ANES : Vous étiez depuis 2015 le vice-president du Conseil d’orientation stratégique (COS) de la Fondation pour la recherche sur la biodiversité (FRB). A l’issue de ce mandat, quel bilan tirez-vous de ces trois années ?

Michel Métais : Nous avons largement contribué à ce que la FRB se dote d’une stratégie et de compétences en matière de communication. Tout est parti d’un constat : il y avait une attente, vis-à-vis de la FRB, d’outils pour parler simplement et clairement de la biodiversité, de « clés pour comprendre » la biodiversité. Nous nous sommes aussi interrogés sur le rôle que devait jouer la FRB lors de grands événements, tels que la COP 21 ou les élections présidentielles. Jusque-là, on avait plutôt tendance à considérer que ce n’était pas l’affaire de la Fondation, que les chercheurs n’avaient pas à intervenir dans le débat public. C’est donc le COS qui a pris l’initiative de dire au conseil d’administration de la FRB que la « société civile », dont nous sommes les représentants, souhaitait se saisir de ces événements pour faire en sorte que la biodiversité n’en soit pas absente. Nous avons donc publié l’appel des chercheurs pour la biodiversité au moment de la COP 21, pour inviter les négociateurs représentant les parties de la Convention des Nations unies sur le changement climatique à prendre en compte la biodiversité, son fonctionnement et sa dynamique, dans les négociations sur le climat. A nos yeux, l’ambition de limiter le réchauffement climatique doit aller de pair avec celle de réduire les atteintes à la biodiversité et à ses services dont l’humanité bénéficie. Quelques mois plus tard, pendant la campagne pour l’élection présidentielle, nous avons invité les représentants des cinq grands candidats à venir nous exposer leurs programmes en matière de biodiversité. Et nous avons eu l’heureuse surprise de voir quelques mesures apparaître dans ces programmes à la suite de cet événement…

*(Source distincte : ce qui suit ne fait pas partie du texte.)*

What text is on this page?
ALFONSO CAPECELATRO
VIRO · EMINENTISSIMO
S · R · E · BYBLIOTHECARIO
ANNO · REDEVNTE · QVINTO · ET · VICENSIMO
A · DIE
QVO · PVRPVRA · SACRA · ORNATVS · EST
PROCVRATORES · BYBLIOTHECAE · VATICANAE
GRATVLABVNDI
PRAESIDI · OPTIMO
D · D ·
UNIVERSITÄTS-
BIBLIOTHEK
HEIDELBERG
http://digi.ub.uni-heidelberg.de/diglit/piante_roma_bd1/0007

ANES : Le COS, c’est donc la voix de la société civile au sein de la FRB ?

Michel Métais : Exactement. C’est au COS de transmettre à la Fondation les attentes, les questionnements de la société. Et c’est ensuite au Conseil scientifique de traduire ces attentes en programmes de recherche, et de gérer la coopération entre divers organismes, de proposer des thématiques transversales… en ménageant les susceptibilités de chacun. C’est ainsi que nous avons pu impulser des programmes sur les pollinisateurs, les observatoires, les impacts du changement climatique, etc. Au cours des années écoulées, je pense que le COS a pris toute sa place dans le dispositif, que sa fonction d’interpellation des autres organes de la Fondation -le conseil scientifique et le conseil d’administration- est de plus en plus affirmée et reconnue. Le conseil d’administration est l’interface avec les institutions, notamment politiques et administratives. Le conseil scientifique, lui, est au cœur de dynamiques à la fois internationales et locales. Le COS s’est mis au diapason de ces deux instances. Cette articulation a permis l’émergence de programmes ambitieux, par exemple sur la recherche dans les espaces protégés. Evidemment, tout cela a été rendu possible par l’implication de l’équipe des permanents de la FRB, qui assume parfaitement sa fonction d’interface entre ces trois instances. Aujourd’hui les synergies fonctionnent parfaitement, et le résultat, c’est que le COS rassemble 235 structures, contre 176 pour le mandat précédent !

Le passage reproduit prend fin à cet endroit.